I didn't understand why He was being so stubborn. Clearly, He had not thought this little plan of His through. There were faults, holes in the arrangement. If He truly detested me, if He wanted nothing more of me than to end the burden of the secret that I carried, why did He not just kill me? Surely He had means, an extreme motive, and ample opportunity. Why had He spared me thus far?

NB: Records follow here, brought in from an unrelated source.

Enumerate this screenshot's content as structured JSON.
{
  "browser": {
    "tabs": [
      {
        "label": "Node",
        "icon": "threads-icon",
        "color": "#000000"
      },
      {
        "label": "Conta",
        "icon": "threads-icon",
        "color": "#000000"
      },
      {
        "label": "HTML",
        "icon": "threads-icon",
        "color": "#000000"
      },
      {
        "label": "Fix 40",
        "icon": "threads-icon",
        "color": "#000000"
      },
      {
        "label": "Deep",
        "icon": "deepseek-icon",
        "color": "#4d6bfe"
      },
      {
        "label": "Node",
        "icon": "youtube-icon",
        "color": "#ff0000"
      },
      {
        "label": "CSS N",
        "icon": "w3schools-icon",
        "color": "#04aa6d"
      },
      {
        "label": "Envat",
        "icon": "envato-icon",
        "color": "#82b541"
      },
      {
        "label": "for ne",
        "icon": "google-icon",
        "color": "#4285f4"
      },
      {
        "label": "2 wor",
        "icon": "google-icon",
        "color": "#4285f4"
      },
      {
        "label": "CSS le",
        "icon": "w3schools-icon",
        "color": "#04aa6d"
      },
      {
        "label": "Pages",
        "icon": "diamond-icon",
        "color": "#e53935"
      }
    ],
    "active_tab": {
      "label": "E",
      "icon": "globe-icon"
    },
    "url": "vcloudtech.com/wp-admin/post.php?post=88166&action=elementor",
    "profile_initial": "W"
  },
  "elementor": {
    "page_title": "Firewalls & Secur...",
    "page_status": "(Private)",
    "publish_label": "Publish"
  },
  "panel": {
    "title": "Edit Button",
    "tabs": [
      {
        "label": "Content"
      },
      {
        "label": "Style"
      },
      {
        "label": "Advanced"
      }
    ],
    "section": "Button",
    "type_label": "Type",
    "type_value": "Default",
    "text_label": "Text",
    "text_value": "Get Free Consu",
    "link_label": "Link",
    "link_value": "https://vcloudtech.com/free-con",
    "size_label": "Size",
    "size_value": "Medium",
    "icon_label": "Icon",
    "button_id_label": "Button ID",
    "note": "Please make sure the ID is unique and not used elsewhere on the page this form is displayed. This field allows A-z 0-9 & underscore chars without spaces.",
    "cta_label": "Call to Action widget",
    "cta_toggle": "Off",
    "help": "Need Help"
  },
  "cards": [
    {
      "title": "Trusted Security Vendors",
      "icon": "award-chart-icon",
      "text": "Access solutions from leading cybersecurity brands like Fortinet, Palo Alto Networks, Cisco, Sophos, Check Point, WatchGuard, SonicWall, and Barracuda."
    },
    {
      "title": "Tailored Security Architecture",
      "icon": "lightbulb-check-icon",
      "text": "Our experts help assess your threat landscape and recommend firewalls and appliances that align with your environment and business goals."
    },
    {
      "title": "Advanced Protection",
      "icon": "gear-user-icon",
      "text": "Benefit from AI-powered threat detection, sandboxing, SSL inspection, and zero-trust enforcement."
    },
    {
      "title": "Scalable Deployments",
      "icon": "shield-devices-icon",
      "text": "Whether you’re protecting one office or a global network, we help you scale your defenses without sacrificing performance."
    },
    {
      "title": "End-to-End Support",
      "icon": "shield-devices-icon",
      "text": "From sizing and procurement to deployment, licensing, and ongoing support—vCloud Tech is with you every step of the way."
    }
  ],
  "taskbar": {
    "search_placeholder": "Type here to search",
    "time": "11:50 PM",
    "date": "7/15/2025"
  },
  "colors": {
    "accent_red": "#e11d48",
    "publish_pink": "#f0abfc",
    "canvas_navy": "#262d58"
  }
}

"So, you plan to keep me as a prisoner here. Do you plan to watch over me every second of the day, do you plan to dictate my every action? When I am to eat, when I am to sleep, what I will wear for the day? Is that how you want to spend the rest of your life, Erik?" I screamed, my temper was becoming harder to control with every passing encounter He and I shared. Perhaps, this trait of His was rubbing off on me.

He advanced, shoulders squared with fortitude. I, however, did not cower or retract from Him. I stood, the small of my back painfully pressed into the edge of the table, my eyes focused on His. My hands gripped the rim, my fingernails dug into the solid wood. As much as I feared Him, I knew ultimately that I could not cry and throw a tantrum every time I did not get my way. I had to stand up for myself, I had to fight back. I would more likely die of asphyxiation from the constant torrent of tears before I got what I wanted. And what I wanted was a way out. A way from this morose lair, a way from Him.

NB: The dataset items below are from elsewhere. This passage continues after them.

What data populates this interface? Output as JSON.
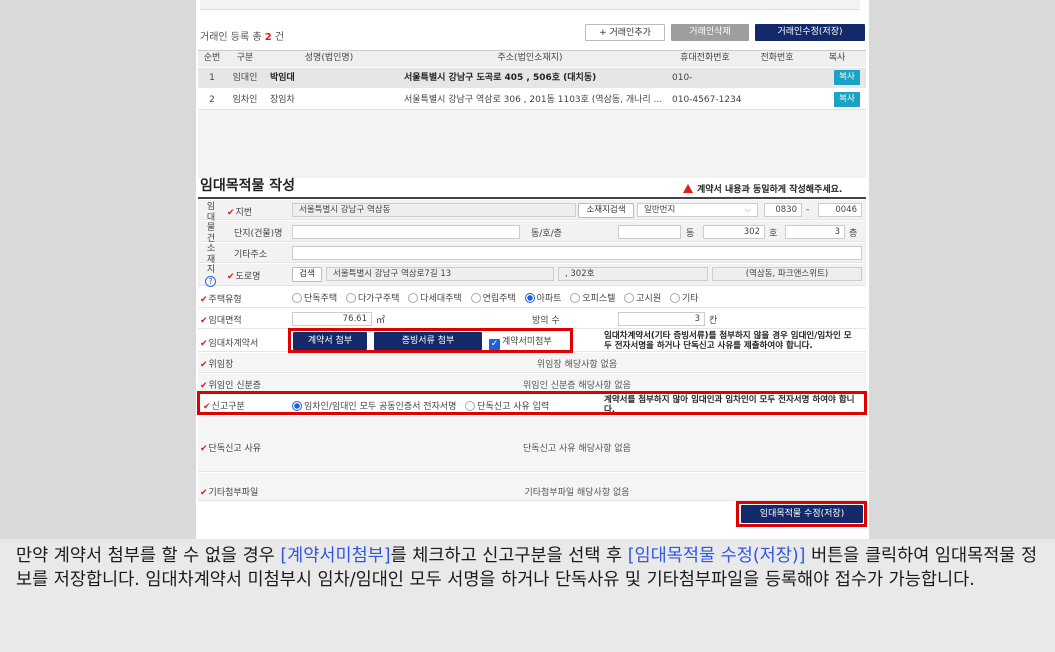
{
  "lessor_section": {
    "registered_prefix": "거래인 등록 총 ",
    "registered_count": "2",
    "registered_suffix": " 건",
    "buttons": {
      "add": "+ 거래인추가",
      "delete": "거래인삭제",
      "save": "거래인수정(저장)"
    },
    "columns": [
      "순번",
      "구분",
      "성명(법인명)",
      "주소(법인소재지)",
      "휴대전화번호",
      "전화번호",
      "복사"
    ],
    "rows": [
      {
        "no": "1",
        "type": "임대인",
        "name": "박임대",
        "address": "서울특별시 강남구 도곡로 405 , 506호 (대치동)",
        "mobile": "010-",
        "phone": "",
        "copy": "복사"
      },
      {
        "no": "2",
        "type": "임차인",
        "name": "장임차",
        "address": "서울특별시 강남구 역삼로 306 , 201동 1103호 (역삼동, 개나리 ...",
        "mobile": "010-4567-1234",
        "phone": "",
        "copy": "복사"
      }
    ]
  },
  "property_section": {
    "title": "임대목적물 작성",
    "warning": "계약서 내용과 동일하게 작성해주세요.",
    "vertical_label": [
      "임",
      "대",
      "물",
      "건",
      "소",
      "재",
      "지"
    ],
    "lot": {
      "label": "지번",
      "value": "서울특별시 강남구 역삼동",
      "search_button": "소재지검색",
      "type_select": "일반번지",
      "main_no": "0830",
      "dash": "-",
      "sub_no": "0046"
    },
    "complex": {
      "label": "단지(건물)명",
      "value": "",
      "dong_label": "동/호/층",
      "dong_value": "",
      "dong_unit": "동",
      "ho_value": "302",
      "ho_unit": "호",
      "floor_value": "3",
      "floor_unit": "층"
    },
    "other_address": {
      "label": "기타주소",
      "value": ""
    },
    "road": {
      "label": "도로명",
      "search_button": "검색",
      "value": "서울특별시 강남구 역삼로7길 13",
      "detail": ", 302호",
      "extra": "(역삼동, 파크앤스위트)"
    },
    "housing_type": {
      "label": "주택유형",
      "options": [
        "단독주택",
        "다가구주택",
        "다세대주택",
        "연립주택",
        "아파트",
        "오피스텔",
        "고시원",
        "기타"
      ],
      "selected": "아파트"
    },
    "area": {
      "label": "임대면적",
      "value": "76.61",
      "unit": "㎡",
      "rooms_label": "방의 수",
      "rooms_value": "3",
      "rooms_unit": "칸"
    },
    "contract": {
      "label": "임대차계약서",
      "attach_button": "계약서 첨부",
      "evidence_button": "증빙서류 첨부",
      "checkbox_label": "계약서미첨부",
      "checked": true,
      "note": "임대차계약서(기타 증빙서류)를 첨부하지 않을 경우 임대인/임차인 모두 전자서명을 하거나 단독신고 사유를 제출하여야 합니다."
    },
    "delegation": {
      "label": "위임장",
      "value": "위임장 해당사항 없음"
    },
    "delegate_id": {
      "label": "위임인 신분증",
      "value": "위임인 신분증 해당사항 없음"
    },
    "report_type": {
      "label": "신고구분",
      "options": [
        "임차인/임대인 모두 공동인증서 전자서명",
        "단독신고 사유 입력"
      ],
      "selected": "임차인/임대인 모두 공동인증서 전자서명",
      "note": "계약서를 첨부하지 않아 임대인과 임차인이 모두 전자서명 하여야 합니다."
    },
    "sole_reason": {
      "label": "단독신고 사유",
      "value": "단독신고 사유 해당사항 없음"
    },
    "other_files": {
      "label": "기타첨부파일",
      "value": "기타첨부파일 해당사항 없음"
    },
    "save_button": "임대목적물 수정(저장)"
  },
  "description": {
    "part1": "만약 계약서 첨부를 할 수 없을 경우 ",
    "hl1": "[계약서미첨부]",
    "part2": "를 체크하고 신고구분을 선택 후 ",
    "hl2": "[임대목적물 수정(저장)]",
    "part3": " 버튼을 클릭하여 임대목적물 정보를 저장합니다. 임대차계약서 미첨부시 임차/임대인 모두 서명을 하거나 단독사유 및 기타첨부파일을 등록해야 접수가 가능합니다."
  },
  "colors": {
    "accent_navy": "#13296a",
    "highlight_red": "#e00000",
    "copy_teal": "#1aa3c5",
    "link_blue": "#2f57e3"
  }
}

"I will do whatever it is that I please," He growled, shaking with fury.

With a cry of exasperation I threw my arms in the air. "Why don't you just kill me then! I would be better off dead than spending an eternity in this Hell with you!"


My words seem to echo throughout the great room. I could not have imagined a more appalling noise, a more dreadful sound then those words being repeated over and over again, vibrating off the heavy wooden doors that surrounded us.

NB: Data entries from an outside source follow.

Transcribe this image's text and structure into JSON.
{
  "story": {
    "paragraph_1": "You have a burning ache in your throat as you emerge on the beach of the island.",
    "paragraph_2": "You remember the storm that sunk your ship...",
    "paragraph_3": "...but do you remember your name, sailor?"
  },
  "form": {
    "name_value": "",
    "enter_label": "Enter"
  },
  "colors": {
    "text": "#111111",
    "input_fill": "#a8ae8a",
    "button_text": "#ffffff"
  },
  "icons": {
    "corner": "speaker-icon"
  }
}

I was wrong. Silence. The silence was far worse. I longed for Erik to respond, to scream at me, to punish me with that voice that cut through my spine, splintering my body with it's deep resonance. The only sounds were emanating from the maddening drip of the damp cavernous walls, landing with a dull plop onto the stone floors.

My face was still pushed forward in my pathetic attempt to emphasize my point, my eyes still darting dangerously back and forth across Erik's face. Inwardly, I knew that I had not meant a single word of what was said. I could not let Erik in on my little secret however, I had just taken a bold, decisive move against Him, and I deeply desired to feast upon His reaction. I knew He would be angry, furious even! He would have no choice but to punish me for my insolence, for my lack of respect for the almighty Phantom of the Opera.

I waited, with all the patience of a petulant child. It was as if He knew of my anxiety, and played upon it. Taking a long, a very long, drawn out breath before His face would pucker, as if deciding how to respond. This happened several times, and just as I was to have an outburst from the waiting, He spoke.

"Really, Alessandra?" He said it with not so much with a dejected sadness, but a tactful smirk.

"How dare you! Of course-"

"Come now, it's time we stop these childish games, I am growing weary of the repetition. We both know what you really want."

My mouth gaped open, I wobbled my head in an attempt to shake the words out of my ears. "Excuse me? I do not know what you mean, Erik."

"Alessandra," He hissed, stepping closer to me, "Those nights spent before the mirror, pleading, crying out my name."

I turned my head embarrassed, shutting my eyes so He could not see the tears form. I felt something light and airy upon my face. A whisper past my cheek and danced around my earlobe. "I know, Alessandra. I heard everything."